Movie Info
Movie Name: Brink of Life
Studio: Nordisk Tonefilm
Genre(s): Drama
Release Date(s): March 31, 1958 (Sweden)/May 13, 1958 (Cannes)
MPAA Rating: Not Rated
In maternity ward, three women find themselves in different situations. Cecilia Ellius (Ingrid Thulin) is struggling with loss and the fear that the marriage to her husband Anders (Erland Josephson) who doesn’t support the pregnancy is a mistake. Stina Andersson (Eva Dahlbeck) and her husband Harry (Max Von Sydow) are expecting a child but Stina discovers the baby is taking longer to be born than she had hoped or expected. Young and unmarried Hjördis Petterson (Bibi Andersson) wishes she wasn’t pregnant and questions what her future holds if the baby is born.
Directed by Ingmar Bergman, Brink of Life (Nära livet) is a black-and-white Swedish drama. Following Bergman’s Wild Strawberries from 1957, the film sometimes goes by the title So Close to Life and received a Best Director award with Best Actress awards for Bibi Andersson, Eva Dahlbeck, Ingrid Thulin, and Barbro Hiort af Ornäs at the Cannes Film Festival. The Criterion Collection released a remastered version of the film as part of their Ingmar Bergman’s Cinema boxset.
The massive Ingmar Bergman’s Cinema boxset is filled with interesting and classic films. Sometimes, going through and picking an unseen film for time is a good thing. Brink of Life is a strong drama with a great cast that is short and sweet.
The film is essentially a character study (like many of Bergman’s movies) of the three women in different positions in their life. The tie is the unknown factor of what motherhood can do to a person. Cecilia’s character isn’t sure she wants to be a mother or if she’d be a good mother, but finds herself mourning the loss of her child when the opportunity is taken from her. Stina wants nothing more than to be a mother and demonstrates her desire in her treatment of her roommates and her concern for their wellbeing. Hjördis doesn’t want to be a mother because of the fears and her youth and struggles with the idea that rejecting motherhood could hurt a child who didn’t ask to be born.
The cast is great. While all three expectant mothers do a great job, Eva Dahlbeck shines the brightest. Her joy of the upcoming motherhood is the often described “radiant” mother that practically gives off light. As a jaded viewer, you know that it could be bad for her in the end (especially after her own fearful vision), but the script has you maintaining hope that you’ll be wrong since the script is very naturalistic. The fourth “mother” is Barbro Hiort af Ornäs who plays the nurse Brita who you have to imagine has seen so much and takes on these experiences every day.
The movie is very basic in its visuals. Set entirely in the maternity wing of the hospital, the movie obviously deals with blank walls and cold, undecorated rooms…which does raise the question of why “sterility” in hospitals means that they have to be so lifeless. In Bergman’s film, the characters bring the life into the empty space and naturally fill it.
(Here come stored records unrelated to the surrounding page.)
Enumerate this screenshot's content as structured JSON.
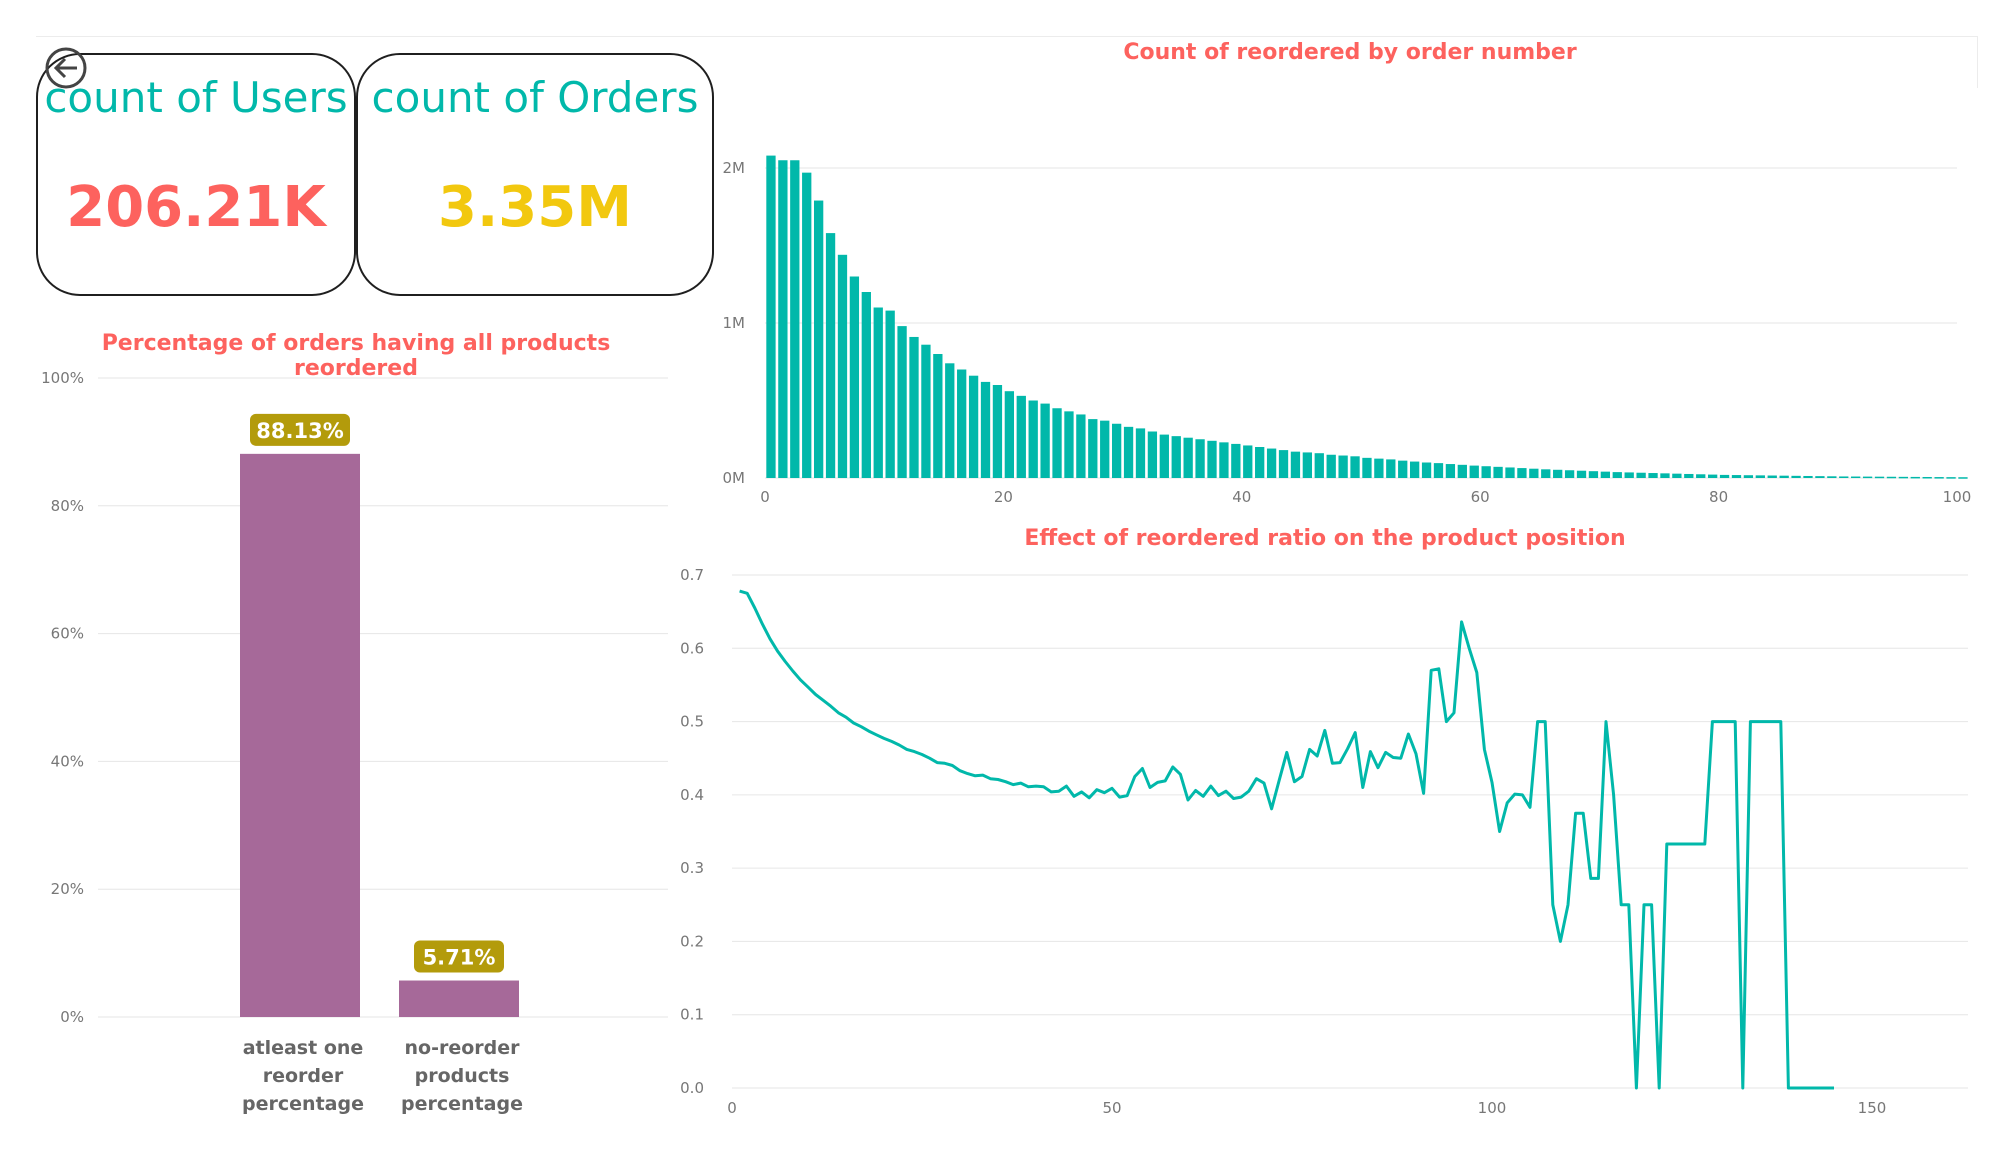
{
  "kpis": {
    "users": {
      "label": "count of Users",
      "value": "206.21K",
      "value_color": "#fd625e"
    },
    "orders": {
      "label": "count of Orders",
      "value": "3.35M",
      "value_color": "#f2c80f"
    }
  },
  "colors": {
    "title": "#fd625e",
    "teal": "#01b8aa",
    "purple": "#a66999",
    "badge": "#b39b0b",
    "axis_text": "#777777",
    "grid": "#e6e6e6"
  },
  "icons": {
    "back": "back-arrow-icon"
  },
  "chart_data": [
    {
      "type": "bar",
      "title": "Percentage of orders having all products reordered",
      "categories": [
        [
          "atleast one",
          "reorder",
          "percentage"
        ],
        [
          "no-reorder",
          "products",
          "percentage"
        ]
      ],
      "values": [
        88.13,
        5.71
      ],
      "data_labels": [
        "88.13%",
        "5.71%"
      ],
      "ylim": [
        0,
        100
      ],
      "yticks": [
        0,
        20,
        40,
        60,
        80,
        100
      ],
      "ytick_labels": [
        "0%",
        "20%",
        "40%",
        "60%",
        "80%",
        "100%"
      ],
      "grid": true,
      "color": "#a66999"
    },
    {
      "type": "bar",
      "title": "Count of reordered by order number",
      "x": [
        0,
        1,
        2,
        3,
        4,
        5,
        6,
        7,
        8,
        9,
        10,
        11,
        12,
        13,
        14,
        15,
        16,
        17,
        18,
        19,
        20,
        21,
        22,
        23,
        24,
        25,
        26,
        27,
        28,
        29,
        30,
        31,
        32,
        33,
        34,
        35,
        36,
        37,
        38,
        39,
        40,
        41,
        42,
        43,
        44,
        45,
        46,
        47,
        48,
        49,
        50,
        51,
        52,
        53,
        54,
        55,
        56,
        57,
        58,
        59,
        60,
        61,
        62,
        63,
        64,
        65,
        66,
        67,
        68,
        69,
        70,
        71,
        72,
        73,
        74,
        75,
        76,
        77,
        78,
        79,
        80,
        81,
        82,
        83,
        84,
        85,
        86,
        87,
        88,
        89,
        90,
        91,
        92,
        93,
        94,
        95,
        96,
        97,
        98,
        99,
        100
      ],
      "values": [
        2080000,
        2050000,
        2050000,
        1970000,
        1790000,
        1580000,
        1440000,
        1300000,
        1200000,
        1100000,
        1080000,
        980000,
        910000,
        860000,
        800000,
        740000,
        700000,
        660000,
        620000,
        600000,
        560000,
        530000,
        500000,
        480000,
        450000,
        430000,
        410000,
        380000,
        370000,
        350000,
        330000,
        320000,
        300000,
        280000,
        270000,
        260000,
        250000,
        240000,
        230000,
        220000,
        210000,
        200000,
        190000,
        180000,
        170000,
        165000,
        160000,
        150000,
        145000,
        140000,
        130000,
        125000,
        120000,
        112000,
        106000,
        100000,
        96000,
        90000,
        85000,
        80000,
        76000,
        72000,
        68000,
        64000,
        60000,
        56000,
        53000,
        50000,
        47000,
        44000,
        41000,
        38000,
        36000,
        34000,
        32000,
        30000,
        28000,
        26000,
        24000,
        22000,
        20000,
        19000,
        18000,
        17000,
        16000,
        15000,
        14000,
        13000,
        12000,
        11000,
        10000,
        9500,
        9000,
        8500,
        8000,
        7500,
        7000,
        6500,
        6000,
        5500,
        5000
      ],
      "xlim": [
        0,
        100
      ],
      "xticks": [
        0,
        20,
        40,
        60,
        80,
        100
      ],
      "ylim": [
        0,
        2000000
      ],
      "yticks": [
        0,
        1000000,
        2000000
      ],
      "ytick_labels": [
        "0M",
        "1M",
        "2M"
      ],
      "grid": true,
      "color": "#01b8aa"
    },
    {
      "type": "line",
      "title": "Effect of reordered ratio on the product position",
      "x": [
        1,
        2,
        3,
        4,
        5,
        6,
        7,
        8,
        9,
        10,
        11,
        12,
        13,
        14,
        15,
        16,
        17,
        18,
        19,
        20,
        21,
        22,
        23,
        24,
        25,
        26,
        27,
        28,
        29,
        30,
        31,
        32,
        33,
        34,
        35,
        36,
        37,
        38,
        39,
        40,
        41,
        42,
        43,
        44,
        45,
        46,
        47,
        48,
        49,
        50,
        51,
        52,
        53,
        54,
        55,
        56,
        57,
        58,
        59,
        60,
        61,
        62,
        63,
        64,
        65,
        66,
        67,
        68,
        69,
        70,
        71,
        72,
        73,
        74,
        75,
        76,
        77,
        78,
        79,
        80,
        81,
        82,
        83,
        84,
        85,
        86,
        87,
        88,
        89,
        90,
        91,
        92,
        93,
        94,
        95,
        96,
        97,
        98,
        99,
        100,
        101,
        102,
        103,
        104,
        105,
        106,
        107,
        108,
        109,
        110,
        111,
        112,
        113,
        114,
        115,
        116,
        117,
        118,
        119,
        120,
        121,
        122,
        123,
        124,
        125,
        126,
        127,
        128,
        129,
        130,
        131,
        132,
        133,
        134,
        135,
        136,
        137,
        138,
        139,
        140,
        141,
        142,
        143,
        144,
        145
      ],
      "values": [
        0.678,
        0.675,
        0.655,
        0.633,
        0.613,
        0.596,
        0.582,
        0.569,
        0.557,
        0.547,
        0.537,
        0.529,
        0.521,
        0.512,
        0.506,
        0.498,
        0.493,
        0.487,
        0.482,
        0.477,
        0.473,
        0.468,
        0.462,
        0.459,
        0.455,
        0.45,
        0.444,
        0.443,
        0.44,
        0.433,
        0.429,
        0.426,
        0.427,
        0.422,
        0.421,
        0.418,
        0.414,
        0.416,
        0.411,
        0.412,
        0.411,
        0.404,
        0.405,
        0.412,
        0.398,
        0.404,
        0.396,
        0.407,
        0.403,
        0.409,
        0.397,
        0.399,
        0.425,
        0.436,
        0.41,
        0.417,
        0.419,
        0.438,
        0.428,
        0.393,
        0.406,
        0.398,
        0.412,
        0.399,
        0.405,
        0.395,
        0.397,
        0.405,
        0.422,
        0.416,
        0.381,
        0.42,
        0.458,
        0.418,
        0.425,
        0.462,
        0.453,
        0.488,
        0.443,
        0.444,
        0.463,
        0.485,
        0.41,
        0.459,
        0.437,
        0.458,
        0.451,
        0.45,
        0.483,
        0.456,
        0.402,
        0.57,
        0.572,
        0.5,
        0.512,
        0.636,
        0.6,
        0.567,
        0.462,
        0.417,
        0.35,
        0.389,
        0.401,
        0.4,
        0.383,
        0.5,
        0.5,
        0.25,
        0.2,
        0.25,
        0.375,
        0.375,
        0.286,
        0.286,
        0.5,
        0.4,
        0.25,
        0.25,
        0.0,
        0.25,
        0.25,
        0.0,
        0.333,
        0.333,
        0.333,
        0.333,
        0.333,
        0.333,
        0.5,
        0.5,
        0.5,
        0.5,
        0.0,
        0.5,
        0.5,
        0.5,
        0.5,
        0.5,
        0.0,
        0.0,
        0.0,
        0.0,
        0.0,
        0.0,
        0.0
      ],
      "xlim": [
        0,
        150
      ],
      "xticks": [
        0,
        50,
        100,
        150
      ],
      "ylim": [
        0,
        0.7
      ],
      "yticks": [
        0,
        0.1,
        0.2,
        0.3,
        0.4,
        0.5,
        0.6,
        0.7
      ],
      "ytick_labels": [
        "0.0",
        "0.1",
        "0.2",
        "0.3",
        "0.4",
        "0.5",
        "0.6",
        "0.7"
      ],
      "grid": true,
      "color": "#01b8aa"
    }
  ]
}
Brink of Life isn’t the most memorable film you will ever watch, but it is a good film. It is always a nice reminder that movies can do drama and due it subtly. The film is blunt but tactful in its exploration and it feels like something that was probably ahead of its time. Now, you might expect some more graphic scenes and discussions, but that doesn’t necessarily make it better. Bergman followed Brink of Life with The Magician also released in 1958.